Son #1 eyed the stove top suspiciously, “What’s for dinner?” “Chicken!” I chirped, poking the fresh spinach I had just tossed into the pan atop the sauteed mushrooms, “and …”
“… something I’m not gonna eat,” he replied. When did my adventurous eater become such a devoted carnivore? The very son who penned an essay in defense of vegetarianism last month and suggested that we give it a try as a family in the New Year? Knowing that he would have to dig through a mound of spinach, red peppers and mushrooms to reach the chicken was just too much.
Son #1 appeared to be suffering after-shock from Wednesday’s dinner when I tried to slide another vegetarian meal into the meal plan without warning. Since we were out of town over the holiday weekend, I had missed my ritual of making Hoppin’ John, a traditional good luck dish on New Year’s Day. To catch up I made a quick black-eyed pea gumbo from Lorna Sass’ Great Vegetarian Cooking Under Pressure. And I took Southern tradition one step further and made a batch of johnny cakes, thanks to a holiday box of Virginia foods shipped from a friend back East who is determined I pay homage to my Southern roots. A spinach salad with pear and avocado rounded out the meal The boys weren’t terribly impressed. They survived by adding slices of baked ham to my veggie-intensive menu.

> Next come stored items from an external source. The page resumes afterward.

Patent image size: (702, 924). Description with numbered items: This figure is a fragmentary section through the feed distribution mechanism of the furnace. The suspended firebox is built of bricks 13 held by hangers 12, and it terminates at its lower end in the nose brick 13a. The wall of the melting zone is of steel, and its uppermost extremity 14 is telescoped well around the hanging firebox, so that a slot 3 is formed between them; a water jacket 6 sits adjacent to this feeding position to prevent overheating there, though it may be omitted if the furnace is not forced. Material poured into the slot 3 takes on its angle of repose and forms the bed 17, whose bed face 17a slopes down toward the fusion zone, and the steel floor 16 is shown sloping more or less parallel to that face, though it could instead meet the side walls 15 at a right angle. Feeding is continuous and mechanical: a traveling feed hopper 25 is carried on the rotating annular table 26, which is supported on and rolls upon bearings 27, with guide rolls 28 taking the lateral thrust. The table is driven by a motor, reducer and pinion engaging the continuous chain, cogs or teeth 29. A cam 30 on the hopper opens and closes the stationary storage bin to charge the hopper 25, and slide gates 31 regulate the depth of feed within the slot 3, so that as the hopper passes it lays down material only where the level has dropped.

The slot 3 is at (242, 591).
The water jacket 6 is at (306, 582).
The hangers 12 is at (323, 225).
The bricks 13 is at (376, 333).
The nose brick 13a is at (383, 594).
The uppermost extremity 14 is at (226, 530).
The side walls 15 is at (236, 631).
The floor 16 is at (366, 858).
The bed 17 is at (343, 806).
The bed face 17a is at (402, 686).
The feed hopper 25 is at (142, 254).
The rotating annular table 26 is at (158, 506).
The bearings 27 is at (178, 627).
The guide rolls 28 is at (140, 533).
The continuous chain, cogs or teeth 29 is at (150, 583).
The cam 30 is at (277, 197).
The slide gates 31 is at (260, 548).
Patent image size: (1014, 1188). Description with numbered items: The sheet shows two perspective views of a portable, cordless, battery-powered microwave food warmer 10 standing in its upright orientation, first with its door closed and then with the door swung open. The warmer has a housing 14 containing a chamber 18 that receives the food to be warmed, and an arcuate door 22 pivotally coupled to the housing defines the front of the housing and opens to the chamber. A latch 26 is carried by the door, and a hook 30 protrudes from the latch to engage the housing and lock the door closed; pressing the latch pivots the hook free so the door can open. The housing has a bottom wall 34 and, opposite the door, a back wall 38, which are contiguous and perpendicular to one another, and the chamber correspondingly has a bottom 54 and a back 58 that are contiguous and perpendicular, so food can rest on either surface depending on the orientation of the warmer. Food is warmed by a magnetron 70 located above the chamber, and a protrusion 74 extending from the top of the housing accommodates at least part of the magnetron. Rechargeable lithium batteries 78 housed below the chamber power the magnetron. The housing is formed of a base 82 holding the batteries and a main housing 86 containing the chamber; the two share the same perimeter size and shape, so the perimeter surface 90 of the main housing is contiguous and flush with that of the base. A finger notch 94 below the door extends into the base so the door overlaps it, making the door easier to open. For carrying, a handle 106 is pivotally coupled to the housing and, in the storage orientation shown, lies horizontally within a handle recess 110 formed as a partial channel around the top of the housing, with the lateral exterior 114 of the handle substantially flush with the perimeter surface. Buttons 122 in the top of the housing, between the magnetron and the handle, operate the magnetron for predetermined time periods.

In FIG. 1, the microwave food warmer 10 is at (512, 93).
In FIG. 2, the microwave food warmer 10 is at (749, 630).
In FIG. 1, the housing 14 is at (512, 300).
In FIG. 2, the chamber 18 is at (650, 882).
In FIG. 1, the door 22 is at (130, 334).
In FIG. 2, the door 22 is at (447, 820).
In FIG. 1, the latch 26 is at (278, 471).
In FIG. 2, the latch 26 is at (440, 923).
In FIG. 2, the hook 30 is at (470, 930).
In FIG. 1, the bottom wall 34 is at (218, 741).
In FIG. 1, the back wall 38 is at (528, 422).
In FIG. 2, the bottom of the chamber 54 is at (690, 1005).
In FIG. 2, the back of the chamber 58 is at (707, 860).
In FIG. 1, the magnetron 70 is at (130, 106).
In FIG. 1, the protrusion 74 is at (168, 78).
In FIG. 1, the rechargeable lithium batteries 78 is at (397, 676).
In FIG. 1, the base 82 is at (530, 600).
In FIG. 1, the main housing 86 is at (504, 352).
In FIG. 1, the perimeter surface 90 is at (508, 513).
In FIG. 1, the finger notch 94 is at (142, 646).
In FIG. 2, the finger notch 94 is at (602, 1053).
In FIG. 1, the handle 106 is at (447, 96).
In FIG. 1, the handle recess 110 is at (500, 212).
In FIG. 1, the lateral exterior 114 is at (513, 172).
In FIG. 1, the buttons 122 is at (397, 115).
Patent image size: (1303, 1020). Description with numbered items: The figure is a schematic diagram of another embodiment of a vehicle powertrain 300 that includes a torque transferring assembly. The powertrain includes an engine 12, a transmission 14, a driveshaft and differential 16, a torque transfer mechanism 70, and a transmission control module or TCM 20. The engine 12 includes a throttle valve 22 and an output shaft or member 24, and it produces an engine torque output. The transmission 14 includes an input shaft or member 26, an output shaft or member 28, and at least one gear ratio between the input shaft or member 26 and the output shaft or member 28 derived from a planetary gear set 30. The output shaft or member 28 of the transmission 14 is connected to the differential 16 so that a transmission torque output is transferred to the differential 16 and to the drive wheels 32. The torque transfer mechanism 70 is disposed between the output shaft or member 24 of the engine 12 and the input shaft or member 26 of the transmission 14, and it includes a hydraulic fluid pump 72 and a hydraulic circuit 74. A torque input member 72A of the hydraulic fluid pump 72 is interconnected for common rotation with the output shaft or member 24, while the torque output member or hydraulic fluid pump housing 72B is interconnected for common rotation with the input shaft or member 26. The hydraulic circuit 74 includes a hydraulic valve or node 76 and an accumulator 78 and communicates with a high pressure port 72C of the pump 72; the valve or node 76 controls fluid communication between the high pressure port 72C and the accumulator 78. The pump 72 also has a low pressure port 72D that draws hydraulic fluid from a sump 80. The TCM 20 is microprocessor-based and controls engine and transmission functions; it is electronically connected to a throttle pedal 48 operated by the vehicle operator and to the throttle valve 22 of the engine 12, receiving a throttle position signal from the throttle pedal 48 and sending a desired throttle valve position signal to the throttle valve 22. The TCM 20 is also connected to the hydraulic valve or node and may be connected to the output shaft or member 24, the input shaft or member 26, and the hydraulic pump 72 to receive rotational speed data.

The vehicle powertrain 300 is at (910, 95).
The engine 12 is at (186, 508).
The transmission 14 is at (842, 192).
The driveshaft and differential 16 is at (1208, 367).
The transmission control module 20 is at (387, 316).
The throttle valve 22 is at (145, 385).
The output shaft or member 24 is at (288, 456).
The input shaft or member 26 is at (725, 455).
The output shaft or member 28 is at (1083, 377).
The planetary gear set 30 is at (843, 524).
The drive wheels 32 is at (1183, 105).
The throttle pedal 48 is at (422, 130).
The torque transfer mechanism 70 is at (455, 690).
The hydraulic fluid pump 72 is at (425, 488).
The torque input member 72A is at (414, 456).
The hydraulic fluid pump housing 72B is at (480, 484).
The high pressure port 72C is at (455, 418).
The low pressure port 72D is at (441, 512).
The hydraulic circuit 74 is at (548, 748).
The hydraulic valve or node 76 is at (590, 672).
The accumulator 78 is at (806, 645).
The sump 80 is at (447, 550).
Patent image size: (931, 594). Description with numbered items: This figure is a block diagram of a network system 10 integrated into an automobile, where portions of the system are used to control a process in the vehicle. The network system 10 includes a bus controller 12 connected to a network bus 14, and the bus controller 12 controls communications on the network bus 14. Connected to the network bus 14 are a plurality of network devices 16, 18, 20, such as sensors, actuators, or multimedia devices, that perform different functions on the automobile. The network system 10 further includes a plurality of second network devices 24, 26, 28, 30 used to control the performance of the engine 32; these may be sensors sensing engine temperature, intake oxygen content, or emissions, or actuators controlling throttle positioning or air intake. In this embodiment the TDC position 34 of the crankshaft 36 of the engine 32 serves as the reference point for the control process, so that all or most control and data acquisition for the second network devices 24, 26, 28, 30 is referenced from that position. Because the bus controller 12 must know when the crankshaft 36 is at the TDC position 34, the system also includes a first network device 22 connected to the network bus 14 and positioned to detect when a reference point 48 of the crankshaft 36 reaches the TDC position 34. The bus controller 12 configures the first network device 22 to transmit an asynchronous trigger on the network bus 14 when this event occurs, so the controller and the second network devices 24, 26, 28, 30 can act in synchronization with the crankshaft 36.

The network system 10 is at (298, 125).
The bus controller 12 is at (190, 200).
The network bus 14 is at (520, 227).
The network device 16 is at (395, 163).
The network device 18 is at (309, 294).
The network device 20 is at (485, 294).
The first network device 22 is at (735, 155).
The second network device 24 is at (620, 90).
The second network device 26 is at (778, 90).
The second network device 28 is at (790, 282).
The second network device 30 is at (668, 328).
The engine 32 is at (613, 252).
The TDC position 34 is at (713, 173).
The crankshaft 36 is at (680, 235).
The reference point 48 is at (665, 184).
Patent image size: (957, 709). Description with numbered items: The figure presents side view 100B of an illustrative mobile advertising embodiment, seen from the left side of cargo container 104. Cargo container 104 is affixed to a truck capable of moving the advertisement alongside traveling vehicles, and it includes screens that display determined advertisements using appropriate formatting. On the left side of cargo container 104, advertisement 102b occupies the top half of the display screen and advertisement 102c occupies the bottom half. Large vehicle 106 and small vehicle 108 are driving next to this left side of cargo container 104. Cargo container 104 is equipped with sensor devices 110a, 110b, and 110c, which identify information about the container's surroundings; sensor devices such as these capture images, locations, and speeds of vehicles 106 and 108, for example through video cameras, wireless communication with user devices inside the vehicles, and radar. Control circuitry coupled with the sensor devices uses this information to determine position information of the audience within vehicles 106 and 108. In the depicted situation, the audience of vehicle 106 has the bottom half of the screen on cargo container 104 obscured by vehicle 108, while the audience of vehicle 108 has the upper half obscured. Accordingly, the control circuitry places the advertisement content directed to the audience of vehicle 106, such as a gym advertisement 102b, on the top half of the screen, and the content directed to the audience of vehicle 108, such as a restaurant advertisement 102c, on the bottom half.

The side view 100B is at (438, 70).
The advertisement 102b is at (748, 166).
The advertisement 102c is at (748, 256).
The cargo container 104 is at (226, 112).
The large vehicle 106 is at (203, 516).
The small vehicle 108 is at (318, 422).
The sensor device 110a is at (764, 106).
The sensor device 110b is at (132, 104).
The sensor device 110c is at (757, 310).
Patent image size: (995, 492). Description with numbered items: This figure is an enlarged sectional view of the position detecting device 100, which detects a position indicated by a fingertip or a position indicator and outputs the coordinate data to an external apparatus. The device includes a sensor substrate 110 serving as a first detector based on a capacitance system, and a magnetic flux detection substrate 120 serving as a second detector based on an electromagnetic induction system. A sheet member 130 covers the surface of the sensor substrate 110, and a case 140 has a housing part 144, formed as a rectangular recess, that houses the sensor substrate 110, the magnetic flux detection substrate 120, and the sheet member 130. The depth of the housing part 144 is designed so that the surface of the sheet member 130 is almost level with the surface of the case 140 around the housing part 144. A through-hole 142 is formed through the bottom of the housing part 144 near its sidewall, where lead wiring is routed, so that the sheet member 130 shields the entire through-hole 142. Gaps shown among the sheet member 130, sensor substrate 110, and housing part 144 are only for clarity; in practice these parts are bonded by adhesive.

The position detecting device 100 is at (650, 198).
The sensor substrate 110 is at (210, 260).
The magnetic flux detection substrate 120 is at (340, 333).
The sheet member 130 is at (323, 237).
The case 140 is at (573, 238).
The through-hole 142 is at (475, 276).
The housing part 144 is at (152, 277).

Last week I realized that while an abundance of vegetables tends to agitate my teens, meat has the opposite effect. A recent McGill University study indicates that men become less aggressive at the sight of meat. All I know is that Tuesday’s meal of BBQ pulled pork sliders, coleslaw and sweet potato fries got a big thumbs up, especially after Monday’s tofu trauma. And I thought it was the Virginia Lightning Moonshine BBQ sauce I slathered on the pork!